2. Find value in what you do  

To some degree, I needed those constant reminders that I was pretty because I had nothing else to cling to. I didn’t have a purpose if you will. Finding value in the activities you like and the work you do is an essential part of loving yourself. Learning how to value your talent and recognize that you are needed not only helps with your self-esteem but can make you learn new things about yourself too. 

3. Allow yourself to grow 

You may think you’re attention seeking behavior is who you are at your core as I did. But allow yourself to grow as you explore the other sides of yourself that are positive. If you like to make cakes, then experiment with baking and study baking practices. Allow yourself to have new experiences and even make mistakes once and awhile. Just because you like attention doesn’t mean that’s who you are. 

4. Be honest with yourself  

After a year with minimal attention from guys, I sat down and took a hard look at myself. Did I like who I had become? Was I better off without the attention of guys? The answer was yes. It’s important, to be honest with yourself about what is good and bad for your mental health.

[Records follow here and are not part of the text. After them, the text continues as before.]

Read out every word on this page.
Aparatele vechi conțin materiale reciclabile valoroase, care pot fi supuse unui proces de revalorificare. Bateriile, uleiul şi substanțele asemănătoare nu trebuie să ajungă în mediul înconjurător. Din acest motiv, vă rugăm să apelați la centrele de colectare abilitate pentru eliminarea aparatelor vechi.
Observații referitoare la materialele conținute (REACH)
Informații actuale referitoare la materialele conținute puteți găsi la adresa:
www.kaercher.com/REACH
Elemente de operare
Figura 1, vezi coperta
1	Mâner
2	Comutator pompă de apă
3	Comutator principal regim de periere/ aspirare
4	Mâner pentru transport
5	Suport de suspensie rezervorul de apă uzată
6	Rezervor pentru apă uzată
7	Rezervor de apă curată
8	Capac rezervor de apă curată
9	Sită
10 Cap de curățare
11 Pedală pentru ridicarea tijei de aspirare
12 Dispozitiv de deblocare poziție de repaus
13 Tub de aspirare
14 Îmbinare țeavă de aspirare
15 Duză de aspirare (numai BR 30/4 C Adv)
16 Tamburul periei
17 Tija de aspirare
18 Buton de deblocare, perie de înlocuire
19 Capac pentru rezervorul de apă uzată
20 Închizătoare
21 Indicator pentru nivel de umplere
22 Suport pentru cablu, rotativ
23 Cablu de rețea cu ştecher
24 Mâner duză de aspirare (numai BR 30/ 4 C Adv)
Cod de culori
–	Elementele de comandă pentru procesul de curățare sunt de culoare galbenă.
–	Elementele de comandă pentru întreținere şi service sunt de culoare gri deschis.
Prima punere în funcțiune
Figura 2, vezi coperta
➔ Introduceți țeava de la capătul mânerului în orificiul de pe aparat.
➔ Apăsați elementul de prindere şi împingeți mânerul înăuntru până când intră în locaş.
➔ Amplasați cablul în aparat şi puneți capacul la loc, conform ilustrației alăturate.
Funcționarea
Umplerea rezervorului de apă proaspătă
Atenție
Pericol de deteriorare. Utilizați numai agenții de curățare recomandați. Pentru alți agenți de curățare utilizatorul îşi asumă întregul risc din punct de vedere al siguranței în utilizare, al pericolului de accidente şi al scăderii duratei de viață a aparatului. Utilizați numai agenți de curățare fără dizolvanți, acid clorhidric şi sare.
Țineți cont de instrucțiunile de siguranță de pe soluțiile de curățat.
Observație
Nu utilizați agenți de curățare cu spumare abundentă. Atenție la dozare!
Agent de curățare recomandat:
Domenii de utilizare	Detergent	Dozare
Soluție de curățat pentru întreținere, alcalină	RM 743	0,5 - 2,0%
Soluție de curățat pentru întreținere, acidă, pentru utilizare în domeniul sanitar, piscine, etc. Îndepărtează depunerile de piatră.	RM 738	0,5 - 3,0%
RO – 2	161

Just because something feels good doesn’t mean that it’s good for the right reasons. Be honest with yourself for why you like the feeling of attention or why you like to be without it.   

5. Love who you are    

Even at my highest points, I’ve come to understand that loving myself is a journey. No one can give you the answer or a special code to suddenly spin around and start loving yourself. Instead, sometimes, you need to reflect, forgive, and move forward. Other times you just need to find what you’re looking for whether it be in yourself or in life. Loving yourself takes time. But it’s important to remember to love yourself for the good and the bad: for the mistakes, for the failures, for the triumphs, and the wins. Love yourself for everything you are not just one part of you. 

If you’ve experienced or are experiencing any type of attention-seeking behavior, understand that you are NOT alone.